In Ottweiler sitzen nach Ministeriumsangaben derzeit 198 Personen (67 Jugendliche in Strafhaft, neun Untersuchungshäftlinge und 122 Erwachsene im offenen Vollzug). In der JVA Saarbrücken sind 578 Männer inhaftiert, davon 87 in Untersuchungshaft.

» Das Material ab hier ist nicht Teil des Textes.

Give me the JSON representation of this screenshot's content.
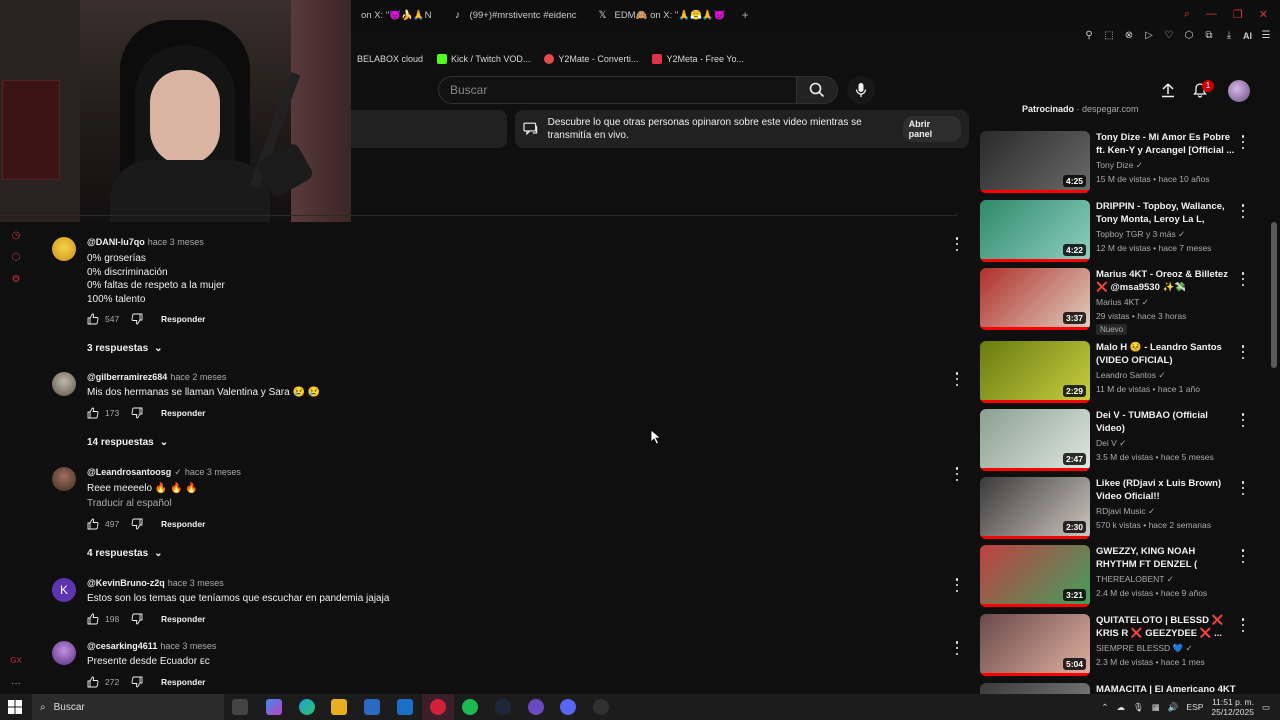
{
  "browser": {
    "tabs": [
      {
        "label": "on X: \"😈🍌🙏N"
      },
      {
        "label": "(99+)#mrstiventc #eidenc"
      },
      {
        "label": "EDM🙈 on X: \"🙏😤🙏😈"
      }
    ],
    "new_tab": "+",
    "ai_label": "AI",
    "bookmarks": [
      {
        "label": "BELABOX cloud",
        "color": "#0f0f0f"
      },
      {
        "label": "Kick / Twitch VOD...",
        "color": "#53fc18"
      },
      {
        "label": "Y2Mate - Converti...",
        "color": "#e44b4b"
      },
      {
        "label": "Y2Meta - Free Yo...",
        "color": "#e0344b"
      }
    ]
  },
  "youtube": {
    "search_placeholder": "Buscar",
    "notifications_count": "1",
    "chat_notice": "Descubre lo que otras personas opinaron sobre este video mientras se transmitía en vivo.",
    "open_panel": "Abrir panel",
    "sponsor": {
      "label": "Patrocinado",
      "domain": "despegar.com"
    }
  },
  "comments": [
    {
      "user": "@DANI-lu7qo",
      "time": "hace 3 meses",
      "text": "0% groserías\n0% discriminación\n0% faltas de respeto a la mujer\n100% talento",
      "likes": "547",
      "reply": "Responder",
      "replies": "3 respuestas",
      "avatar_color": "#e7b52a"
    },
    {
      "user": "@gilberramirez684",
      "time": "hace 2 meses",
      "text": "Mis dos hermanas se llaman Valentina y Sara 😢 😢",
      "likes": "173",
      "reply": "Responder",
      "replies": "14 respuestas",
      "avatar_color": "#8a8070"
    },
    {
      "user": "@Leandrosantoosg",
      "time": "hace 3 meses",
      "text": "Reee meeeelo 🔥 🔥 🔥",
      "translate": "Traducir al español",
      "likes": "497",
      "reply": "Responder",
      "replies": "4 respuestas",
      "avatar_color": "#6b4a3a"
    },
    {
      "user": "@KevinBruno-z2q",
      "time": "hace 3 meses",
      "text": "Estos son los temas que teníamos que escuchar en pandemia jajaja",
      "likes": "198",
      "reply": "Responder",
      "avatar_letter": "K",
      "avatar_color": "#5e35b1"
    },
    {
      "user": "@cesarking4611",
      "time": "hace 3 meses",
      "text": "Presente desde Ecuador ᴇᴄ",
      "likes": "272",
      "reply": "Responder",
      "avatar_color": "#7b3fa0"
    }
  ],
  "videos": [
    {
      "title": "Tony Dize - Mi Amor Es Pobre ft. Ken-Y y Arcangel [Official ...",
      "channel": "Tony Dize",
      "meta": "15 M de vistas • hace 10 años",
      "duration": "4:25",
      "c1": "#2a2a2a",
      "c2": "#6a6a6a"
    },
    {
      "title": "DRIPPIN - Topboy, Wallance, Tony Monta, Leroy La L, Farid...",
      "channel": "Topboy TGR",
      "channel_extra": "y 3 más",
      "meta": "12 M de vistas • hace 7 meses",
      "duration": "4:22",
      "c1": "#2f8a6a",
      "c2": "#8fd0c0"
    },
    {
      "title": "Marius 4KT - Oreoz & Billetez ❌ @msa9530 ✨💸",
      "channel": "Marius 4KT",
      "meta": "29 vistas • hace 3 horas",
      "badge": "Nuevo",
      "duration": "3:37",
      "c1": "#b0302a",
      "c2": "#e0d0c0"
    },
    {
      "title": "Malo H 😣 - Leandro Santos (VIDEO OFICIAL)",
      "channel": "Leandro Santos",
      "meta": "11 M de vistas • hace 1 año",
      "duration": "2:29",
      "c1": "#6a7a10",
      "c2": "#c8d040"
    },
    {
      "title": "Dei V - TUMBAO (Official Video)",
      "channel": "Dei V",
      "meta": "3.5 M de vistas • hace 5 meses",
      "duration": "2:47",
      "c1": "#8aa090",
      "c2": "#e0e8e0"
    },
    {
      "title": "Likee (RDjavi x Luis Brown) Video Oficial!!",
      "channel": "RDjavi Music",
      "meta": "570 k vistas • hace 2 semanas",
      "duration": "2:30",
      "c1": "#3a3a3a",
      "c2": "#d0c8c0"
    },
    {
      "title": "GWEZZY, KING NOAH RHYTHM FT DENZEL ( OFFICIAL AUDIO )",
      "channel": "THEREALOBENT",
      "meta": "2.4 M de vistas • hace 9 años",
      "duration": "3:21",
      "c1": "#c04040",
      "c2": "#40a060"
    },
    {
      "title": "QUITATELOTO | BLESSD ❌ KRIS R ❌ GEEZYDEE ❌ ...",
      "channel": "SIEMPRE BLESSD 💙",
      "meta": "2.3 M de vistas • hace 1 mes",
      "duration": "5:04",
      "c1": "#6a4a4a",
      "c2": "#e0b0a0"
    },
    {
      "title": "MAMACITA | El Americano 4KT",
      "channel": "",
      "meta": "",
      "duration": "",
      "c1": "#3a3a3a",
      "c2": "#888888"
    }
  ],
  "taskbar": {
    "search_placeholder": "Buscar",
    "language": "ESP",
    "time": "11:51 p. m.",
    "date": "25/12/2025"
  }
}
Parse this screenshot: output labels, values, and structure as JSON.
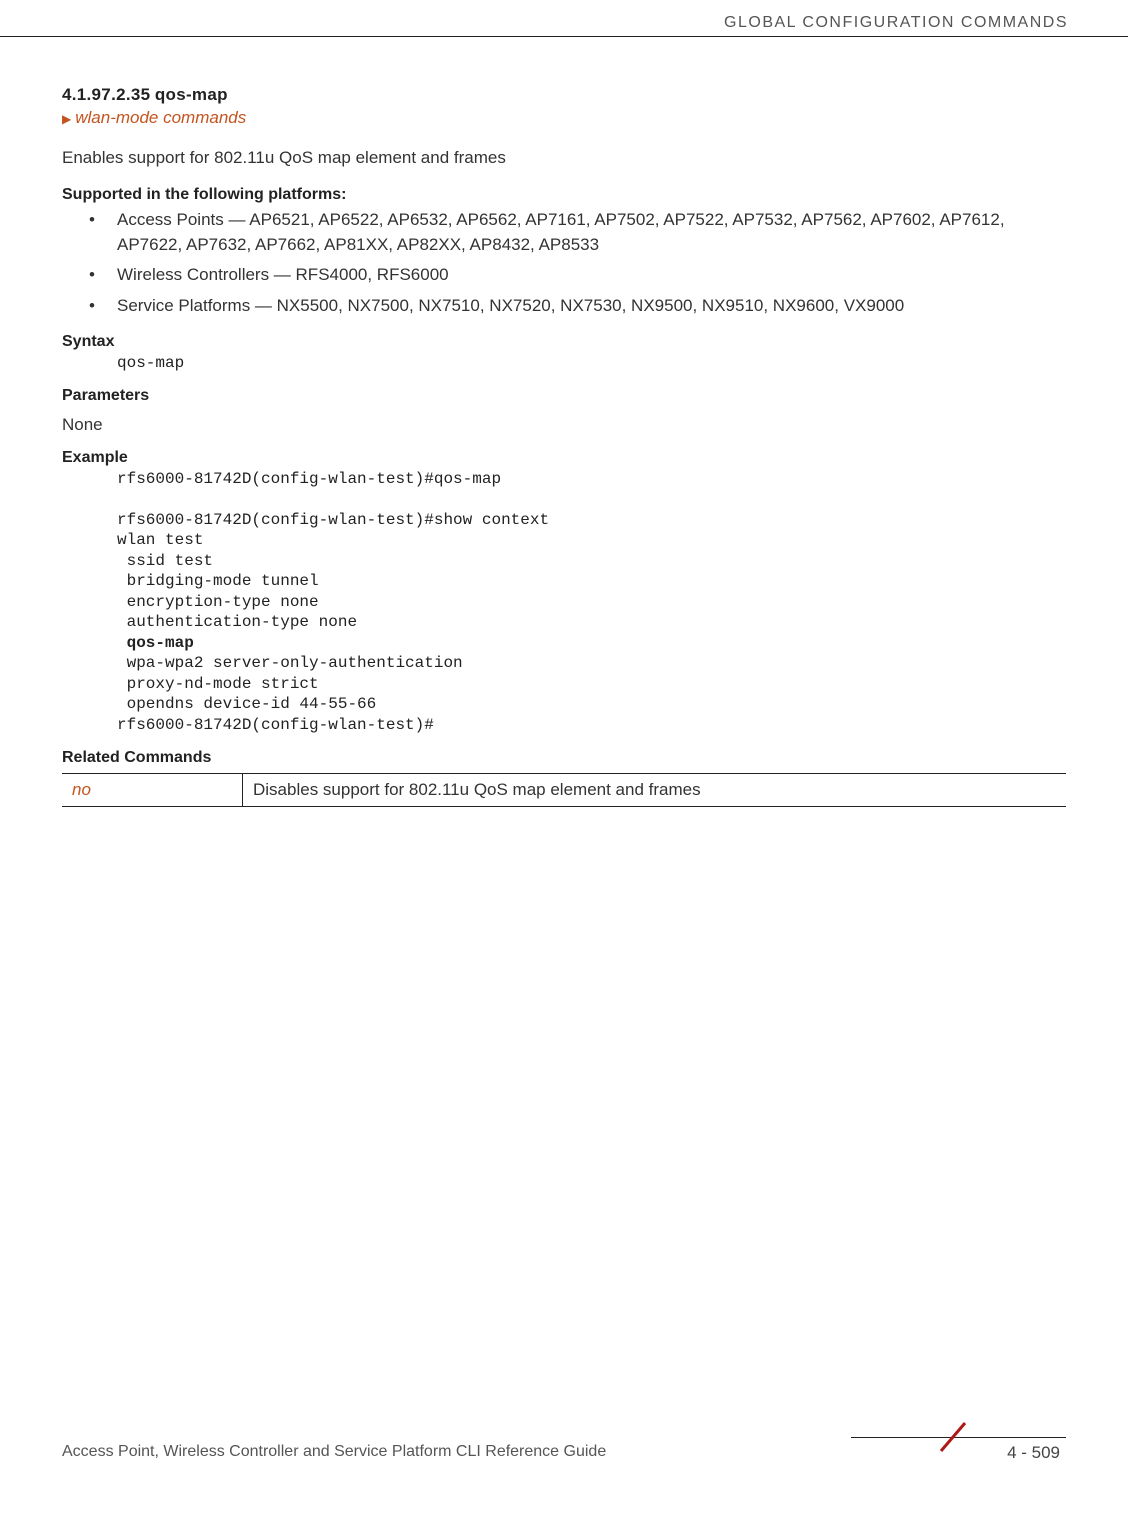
{
  "header": {
    "running": "GLOBAL CONFIGURATION COMMANDS"
  },
  "section": {
    "number": "4.1.97.2.35",
    "title": "qos-map",
    "navlink": "wlan-mode commands",
    "description": "Enables support for 802.11u QoS map element and frames"
  },
  "platforms": {
    "heading": "Supported in the following platforms:",
    "items": [
      "Access Points — AP6521, AP6522, AP6532, AP6562, AP7161, AP7502, AP7522, AP7532, AP7562, AP7602, AP7612, AP7622, AP7632, AP7662, AP81XX, AP82XX, AP8432, AP8533",
      "Wireless Controllers — RFS4000, RFS6000",
      "Service Platforms — NX5500, NX7500, NX7510, NX7520, NX7530, NX9500, NX9510, NX9600, VX9000"
    ]
  },
  "syntax": {
    "heading": "Syntax",
    "code": "qos-map"
  },
  "parameters": {
    "heading": "Parameters",
    "body": "None"
  },
  "example": {
    "heading": "Example",
    "line1": "rfs6000-81742D(config-wlan-test)#qos-map",
    "blank1": "",
    "line2": "rfs6000-81742D(config-wlan-test)#show context",
    "line3": "wlan test",
    "line4": " ssid test",
    "line5": " bridging-mode tunnel",
    "line6": " encryption-type none",
    "line7": " authentication-type none",
    "bold": " qos-map",
    "line8": " wpa-wpa2 server-only-authentication",
    "line9": " proxy-nd-mode strict",
    "line10": " opendns device-id 44-55-66",
    "line11": "rfs6000-81742D(config-wlan-test)#"
  },
  "related": {
    "heading": "Related Commands",
    "cmd": "no",
    "desc": "Disables support for 802.11u QoS map element and frames"
  },
  "footer": {
    "title": "Access Point, Wireless Controller and Service Platform CLI Reference Guide",
    "page": "4 - 509"
  }
}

Unmut und Unzufriedenheit mit dem sicheren Beamtenjob im Gefängnis macht sich insbesondere im Bereich des Allgemeinen Vollzugsdienstes (AVD) breit, dem in Saarbrücken 270 und in Ottweiler 119 uniformierte Mitarbeiter angehören. Hier werden Klagen über fehlende Beförderungsperspektiven und schlechte Bezahlung sowie mangelnde Wertschätzung laut. Ein AVD-Beamter in der Gehaltsgruppe A7 verdient etwa 2500 Euro brutto einschließlich der „Gitterzulage“ von knapp 90 Euro im Monat.

Mit Blick auf die hohen Krankenstände im allgemeinen Vollzugsdienst in Ottweiler (2014: 11,18 Prozent) und Saarbrücken (13,42 Prozent) fällt auf, dass JVA-Mitarbeiter auch von so genannten Blaumachern in den eigenen Reihen ausgehen, deren Fehlzeiten sie wiederum mit Überstunden ausbaden müssten. Dies belaste das Solidaritätsgefühl. In Einzelfällen soll, so ist in dem Bericht notiert, mit Krankenscheinen auf Umstrukturierungen und damit verbundene Mehrbelastungen reagiert worden sein.